About IPLEX(TM) and ROP
IPLEX(TM) is currently in the first phase of clinical development for the treatment of ROP, a disease that affects an estimated 14,000 to 16,000 premature infants each year. ROP impedes the development of the small blood vessels in the back of the eye, leading to blindness in severe cases. A Phase I clinical study investigating IPLEX(TM) as a treatment for ROP is underway at the University of Goteborg, in collaboration with scientists at the Harvard Medical School. Ten patients will be enrolled with the objective of the study being to determine the dose of IPLEX(TM) required to increase serum IGF-I levels into the normal physiological range. This study is expected to be completed by the end of 2007.
Insmed is a biopharmaceutical company focused on the development and approval of drugs for the treatment of metabolic diseases with unmet medical needs. For more information, please visit www.insmed.com. To be added to Insmed's investor lists, please contact Haris Tajyar at firstname.lastname@example.org or at 818-382-9702.

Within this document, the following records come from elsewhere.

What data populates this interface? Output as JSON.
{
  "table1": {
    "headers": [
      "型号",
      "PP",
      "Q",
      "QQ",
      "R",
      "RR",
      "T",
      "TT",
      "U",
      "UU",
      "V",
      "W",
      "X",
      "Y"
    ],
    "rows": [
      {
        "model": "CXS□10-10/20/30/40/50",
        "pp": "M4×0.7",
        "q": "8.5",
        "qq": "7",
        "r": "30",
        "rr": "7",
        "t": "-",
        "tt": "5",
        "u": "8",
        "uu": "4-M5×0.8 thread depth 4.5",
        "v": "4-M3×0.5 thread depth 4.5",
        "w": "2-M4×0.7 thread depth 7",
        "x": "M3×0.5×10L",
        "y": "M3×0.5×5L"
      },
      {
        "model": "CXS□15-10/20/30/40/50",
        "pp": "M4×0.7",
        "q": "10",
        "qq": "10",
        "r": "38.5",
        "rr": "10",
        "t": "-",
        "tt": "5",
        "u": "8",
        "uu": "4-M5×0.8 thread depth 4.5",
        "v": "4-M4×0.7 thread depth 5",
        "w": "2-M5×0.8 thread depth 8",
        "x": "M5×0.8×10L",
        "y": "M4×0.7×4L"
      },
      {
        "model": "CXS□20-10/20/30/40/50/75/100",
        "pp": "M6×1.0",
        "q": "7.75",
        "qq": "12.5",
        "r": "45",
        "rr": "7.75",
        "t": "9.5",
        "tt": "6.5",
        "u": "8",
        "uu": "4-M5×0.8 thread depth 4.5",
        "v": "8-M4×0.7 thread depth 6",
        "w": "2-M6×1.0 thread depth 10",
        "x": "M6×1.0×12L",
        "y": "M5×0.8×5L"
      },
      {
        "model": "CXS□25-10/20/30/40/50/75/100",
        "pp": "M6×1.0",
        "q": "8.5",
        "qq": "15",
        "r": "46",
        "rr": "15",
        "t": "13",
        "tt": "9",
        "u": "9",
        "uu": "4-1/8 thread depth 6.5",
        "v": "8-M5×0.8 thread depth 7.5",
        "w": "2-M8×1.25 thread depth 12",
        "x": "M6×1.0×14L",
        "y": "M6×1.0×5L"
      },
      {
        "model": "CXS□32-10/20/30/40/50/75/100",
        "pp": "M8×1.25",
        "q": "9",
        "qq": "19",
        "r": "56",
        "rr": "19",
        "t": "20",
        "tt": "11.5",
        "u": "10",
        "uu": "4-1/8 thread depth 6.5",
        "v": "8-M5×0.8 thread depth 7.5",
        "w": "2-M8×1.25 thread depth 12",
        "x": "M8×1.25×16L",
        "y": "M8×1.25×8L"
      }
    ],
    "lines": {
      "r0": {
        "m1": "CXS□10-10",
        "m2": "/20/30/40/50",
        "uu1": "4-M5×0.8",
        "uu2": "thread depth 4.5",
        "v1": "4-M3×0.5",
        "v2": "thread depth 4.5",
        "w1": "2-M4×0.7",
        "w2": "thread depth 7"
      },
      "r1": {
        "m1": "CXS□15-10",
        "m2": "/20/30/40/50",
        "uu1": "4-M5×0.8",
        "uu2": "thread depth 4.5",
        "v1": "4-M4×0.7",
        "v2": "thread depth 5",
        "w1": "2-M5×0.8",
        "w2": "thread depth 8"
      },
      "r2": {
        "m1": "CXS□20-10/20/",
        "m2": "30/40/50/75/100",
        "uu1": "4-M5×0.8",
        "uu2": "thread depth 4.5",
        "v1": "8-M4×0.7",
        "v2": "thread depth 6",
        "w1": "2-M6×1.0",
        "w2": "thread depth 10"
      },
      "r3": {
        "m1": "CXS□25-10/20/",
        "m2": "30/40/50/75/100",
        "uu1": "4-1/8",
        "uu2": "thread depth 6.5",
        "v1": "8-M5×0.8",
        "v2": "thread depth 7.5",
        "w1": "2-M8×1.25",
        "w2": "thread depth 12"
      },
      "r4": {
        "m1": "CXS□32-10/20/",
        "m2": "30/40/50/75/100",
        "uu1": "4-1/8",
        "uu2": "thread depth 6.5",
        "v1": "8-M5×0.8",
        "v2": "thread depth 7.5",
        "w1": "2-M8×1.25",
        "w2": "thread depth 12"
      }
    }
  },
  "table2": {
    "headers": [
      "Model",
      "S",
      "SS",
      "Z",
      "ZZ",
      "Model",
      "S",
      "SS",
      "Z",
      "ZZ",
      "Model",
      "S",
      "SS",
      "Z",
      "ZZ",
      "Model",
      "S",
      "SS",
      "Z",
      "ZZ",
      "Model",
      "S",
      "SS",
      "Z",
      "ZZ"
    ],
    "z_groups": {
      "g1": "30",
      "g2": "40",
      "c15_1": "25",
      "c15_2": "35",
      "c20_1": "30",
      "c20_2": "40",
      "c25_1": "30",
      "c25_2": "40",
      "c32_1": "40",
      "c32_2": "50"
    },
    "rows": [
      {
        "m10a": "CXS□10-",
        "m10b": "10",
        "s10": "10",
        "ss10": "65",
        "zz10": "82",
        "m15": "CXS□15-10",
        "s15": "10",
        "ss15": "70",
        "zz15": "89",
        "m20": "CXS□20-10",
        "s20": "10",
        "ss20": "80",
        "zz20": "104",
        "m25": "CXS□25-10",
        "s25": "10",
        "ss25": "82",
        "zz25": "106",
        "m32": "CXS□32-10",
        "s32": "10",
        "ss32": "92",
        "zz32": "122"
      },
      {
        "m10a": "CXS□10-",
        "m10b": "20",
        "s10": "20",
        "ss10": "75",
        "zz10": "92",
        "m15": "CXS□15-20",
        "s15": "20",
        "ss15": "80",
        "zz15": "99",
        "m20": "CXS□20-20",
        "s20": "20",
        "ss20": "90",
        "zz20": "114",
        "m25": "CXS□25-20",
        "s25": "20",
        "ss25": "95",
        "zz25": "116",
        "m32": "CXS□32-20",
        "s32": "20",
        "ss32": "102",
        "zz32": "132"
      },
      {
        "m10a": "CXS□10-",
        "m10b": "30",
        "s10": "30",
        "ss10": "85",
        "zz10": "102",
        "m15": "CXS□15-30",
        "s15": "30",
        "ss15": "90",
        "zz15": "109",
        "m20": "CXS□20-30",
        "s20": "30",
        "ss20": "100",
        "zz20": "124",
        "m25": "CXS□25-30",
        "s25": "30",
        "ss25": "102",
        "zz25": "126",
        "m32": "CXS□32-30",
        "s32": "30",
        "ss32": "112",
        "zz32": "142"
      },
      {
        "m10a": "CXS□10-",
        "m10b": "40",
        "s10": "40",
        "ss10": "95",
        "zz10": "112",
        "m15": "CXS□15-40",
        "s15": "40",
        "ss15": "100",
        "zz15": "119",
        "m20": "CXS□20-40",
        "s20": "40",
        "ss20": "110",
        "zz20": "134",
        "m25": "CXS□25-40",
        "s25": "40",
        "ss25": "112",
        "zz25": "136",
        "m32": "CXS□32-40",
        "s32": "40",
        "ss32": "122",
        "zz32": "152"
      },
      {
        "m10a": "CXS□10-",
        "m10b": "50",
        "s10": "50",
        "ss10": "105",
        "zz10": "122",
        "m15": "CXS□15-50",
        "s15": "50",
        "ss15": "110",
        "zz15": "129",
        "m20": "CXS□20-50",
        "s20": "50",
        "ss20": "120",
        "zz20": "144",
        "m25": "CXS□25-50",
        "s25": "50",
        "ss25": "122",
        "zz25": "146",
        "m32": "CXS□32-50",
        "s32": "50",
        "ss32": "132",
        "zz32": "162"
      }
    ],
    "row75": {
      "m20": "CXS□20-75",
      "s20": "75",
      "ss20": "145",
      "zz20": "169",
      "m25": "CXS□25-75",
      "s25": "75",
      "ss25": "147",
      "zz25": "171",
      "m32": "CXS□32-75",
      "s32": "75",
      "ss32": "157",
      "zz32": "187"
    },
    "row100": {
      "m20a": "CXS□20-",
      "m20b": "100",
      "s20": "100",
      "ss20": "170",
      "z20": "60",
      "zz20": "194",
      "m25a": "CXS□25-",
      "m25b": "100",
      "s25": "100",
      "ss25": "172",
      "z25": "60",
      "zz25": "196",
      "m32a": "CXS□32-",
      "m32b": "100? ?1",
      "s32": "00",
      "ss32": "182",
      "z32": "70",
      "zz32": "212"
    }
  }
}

Forward Looking Statements
This release contains forward-looking statements which are made pursuant to provisions of Section 21E of the Securities Exchange Act of 1934. Investors are cautioned that such statements in this release, including statements relating to planned clinical study design, regulatory and business strategies, plans and objectives of management and growth opportunities for existing or proposed products, constitute forward-looking statements which involve risks and uncertainties that could cause actual results to differ materially from those anticipated by the forward-looking statements. The risks and uncertainties include, without limitation, risks that product candidates may fail in the clinic or may not be successfully marketed or manufactured, the Company may lack financial resources to complete development of product candidates, the FDA may interpret the results of studies differently than the Company, competing products may be more successful, demand for new pharmaceutical products may decrease, the biopharmaceutical industry may experience negative market trends and other risks and challenges detailed in the Company's filings with the U.S. Securities and Exchange Commission, including the Company's Quarterly Report on Form 10-Q for the quarter ended March 31, 2007. Readers are cautioned not to place undue reliance on any forward-looking statements which speak only as of the date of this release. The Company undertakes no obligation to publicly release the results of any revisions to these forward-looking statements that may be made to reflect events or circumstances that occur after the date of this release or to reflect the occurrence of unanticipated events.